To embark on any extensive human powered journey in Alaska’s Arctic is always a mix of high adventure, survival, and a few tenuous moments. It just seems to shake out that way every time I do it. But every trip has been fantastic and my most recent journey was no different. For those who may want to do something similar, I don’t want to be a kill joy by sharing information you would like to discover on your own-like route finding and vistas, so read as far as you wish.
Hiking up the Ribdon River valley and Packrafting down the Ivishak River
There were a few constraints on my trip, mainly time, which resulted in a robust pace, and less photography as a result of that and some inclement weather. While I’ve spent many years trekking in Alaska, I consider myself a beginner in the category of long hike/packraft trips, and there are many out there who have perfected their system.
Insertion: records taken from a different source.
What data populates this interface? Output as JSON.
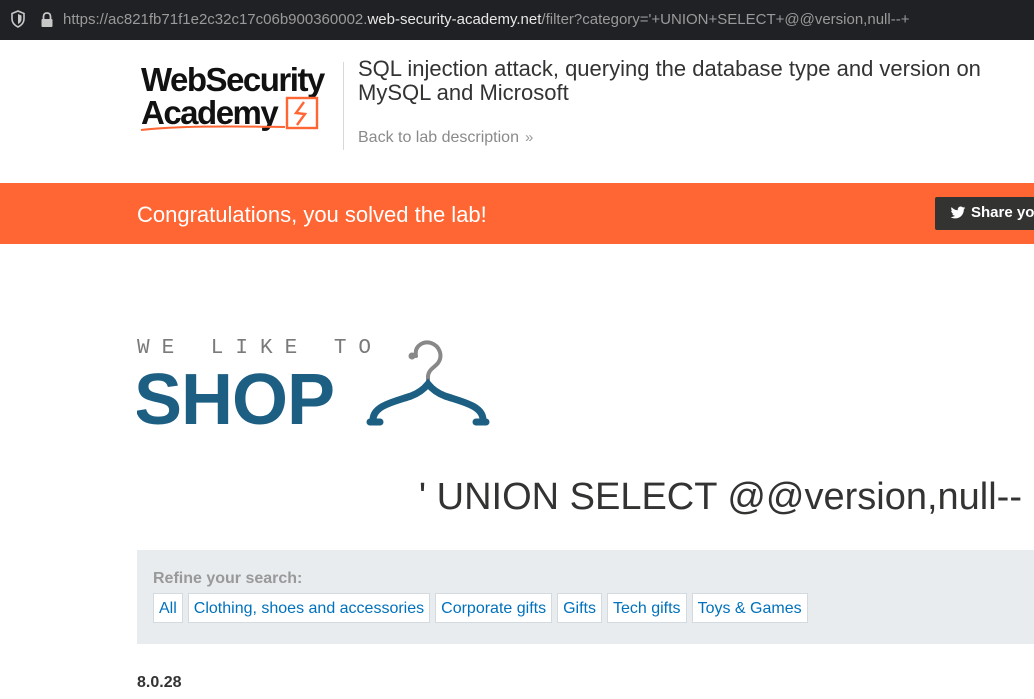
{
  "browser": {
    "url_prefix": "https://ac821fb71f1e2c32c17c06b900360002.",
    "url_domain": "web-security-academy.net",
    "url_path": "/filter?category='+UNION+SELECT+@@version,null--+"
  },
  "header": {
    "logo_line1": "WebSecurity",
    "logo_line2": "Academy",
    "lab_title_line1": "SQL injection attack, querying the database type and version on",
    "lab_title_line2": "MySQL and Microsoft",
    "back_link": "Back to lab description",
    "back_chevron": "»"
  },
  "banner": {
    "message": "Congratulations, you solved the lab!",
    "share_label": "Share your skills!",
    "color": "#ff6633"
  },
  "shop_logo": {
    "tagline": "WE LIKE TO",
    "word": "SHOP"
  },
  "main": {
    "search_heading": "' UNION SELECT @@version,null--",
    "refine_label": "Refine your search:",
    "categories": [
      "All",
      "Clothing, shoes and accessories",
      "Corporate gifts",
      "Gifts",
      "Tech gifts",
      "Toys & Games"
    ],
    "result_first": "8.0.28"
  },
  "colors": {
    "brand_orange": "#ff6633",
    "shop_blue": "#1c5f83",
    "link_blue": "#0071bc"
  },
  "icons": {
    "shield": "shield-icon",
    "lock": "lock-icon",
    "twitter": "twitter-icon",
    "chevron": "double-chevron-right-icon",
    "hanger": "hanger-icon"
  }
}
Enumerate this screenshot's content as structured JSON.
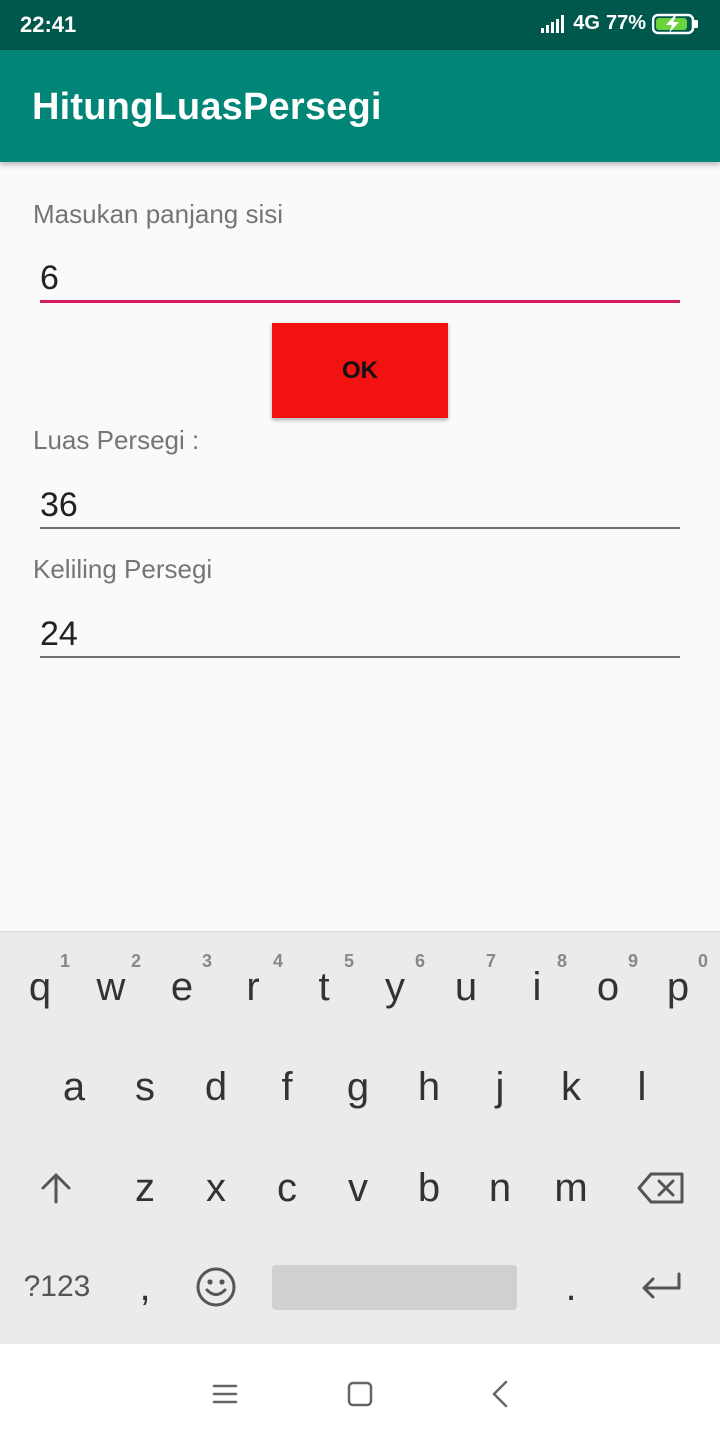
{
  "status": {
    "time": "22:41",
    "network": "4G",
    "battery": "77%"
  },
  "app": {
    "title": "HitungLuasPersegi"
  },
  "form": {
    "side_label": "Masukan panjang sisi",
    "side_value": "6",
    "ok_label": "OK",
    "area_label": "Luas Persegi :",
    "area_value": "36",
    "perimeter_label": "Keliling Persegi",
    "perimeter_value": "24",
    "active_underline_color": "#d81b60",
    "button_color": "#f21212",
    "appbar_color": "#008577"
  },
  "keyboard": {
    "row1": [
      {
        "k": "q",
        "h": "1"
      },
      {
        "k": "w",
        "h": "2"
      },
      {
        "k": "e",
        "h": "3"
      },
      {
        "k": "r",
        "h": "4"
      },
      {
        "k": "t",
        "h": "5"
      },
      {
        "k": "y",
        "h": "6"
      },
      {
        "k": "u",
        "h": "7"
      },
      {
        "k": "i",
        "h": "8"
      },
      {
        "k": "o",
        "h": "9"
      },
      {
        "k": "p",
        "h": "0"
      }
    ],
    "row2": [
      "a",
      "s",
      "d",
      "f",
      "g",
      "h",
      "j",
      "k",
      "l"
    ],
    "row3": [
      "z",
      "x",
      "c",
      "v",
      "b",
      "n",
      "m"
    ],
    "symbols_label": "?123",
    "comma": ",",
    "period": "."
  }
}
I’m in the process of doing that. Over the next few days I’ll share some information and photos from the area and discuss some gear for such a trip. Here is a quick summary:
- Location: Hike up the Ribdon River, Pack Raft down the Ivishak River to the Sagavanirktok (Sag) River, Brooks Range, Alaska.
- Trip length: 7 Days
- June 14-20
- Backpacking: 57 Miles, 3.5 Days (Osprey 50 liter backpack)
- Pack Rafting: 110 Miles, 3.5 days (Alpaca packraft)
- Pack weight: 51 lbs at start
- Group: 2 people
One can’t begin a trip of this nature without the process of gear refinement. As the adage says: “If I had more time, I would have written a shorter letter”, it takes more time to take less stuff. And you don’t want anything excessive on your back for 60 miles! See my previous post for a near complete list of the gear I took along with weights.
Out of the box one has to address: footwear, tent, stove and fuel, pack, raft, drysuit and food.
Footwear: I deliberated over this considerably but ended up choosing the La Sportiva Wildcat trail running shoe, which is lightweight, sturdy, breathable and has a drainable mesh top. This is critical for walking through countless streams, river crossings, and wet tundra.
Backpack: I have three Osprey backpacks and I chose the Atmos 50 liter version because it has been field tested for a good fit, and was a little lighter than the 70 liter Aether version. I also like the pocket structure on this pack. It was a tight fit, but it all went in o.k.
Stove: MSR Reactor Stove with 8oz MSR Fuel canister, it has a built in wind screen and heats water very fast, although a little heavier than some super light models. I also took my SOTO micro regulator stove and a backup 4 oz. canister of fuel just in case. Since we used primarily Mountain House dehydrated food, making hot water was critical.
Tent: We used my friend Mark’s Tarptent Squall ultra light shelter, which proved sufficient, although the floor was super slippery. Instead of tent poles, you can use hiking poles to support the front relief. It comes in pretty light at 2.4 lbs.
Packrafts: We used the awesome little Packrafts from Alpackaraft. They are light, durable, and very responsive in the water. A paddle breaks down to four pieces and makes it easy to carry in a backpack.
Water Filter: the Sawyer mini filter proved a great little versatile and lightweight water filter. It fits in-line in the hydration pack for your backpack and then I pulled that out and used it directly in the river water whenever I needed a drink.
Drysuits: Staying dry in the Alaska Arctic is critical. The winds are often cold and strong, and a little wetness can make you very cold in such conditions. We had two days of rain while on the river, and the trip was reduced to staying warm, dry and well fed enough to fend off the cold. I used a dry top by NRS and dry bottoms by Kokotat. Mark used a stowaway tough dry suit from Alpackaraft. If I were to do this trip again, I would use the Trekker dry suit from Alpackaraft. It has a built in hood and the option to add dry booties. My weakness on the trip was cold feet and hands, although the feet were more difficult to keep warm, especially when needing to walk through the very cold water frequently.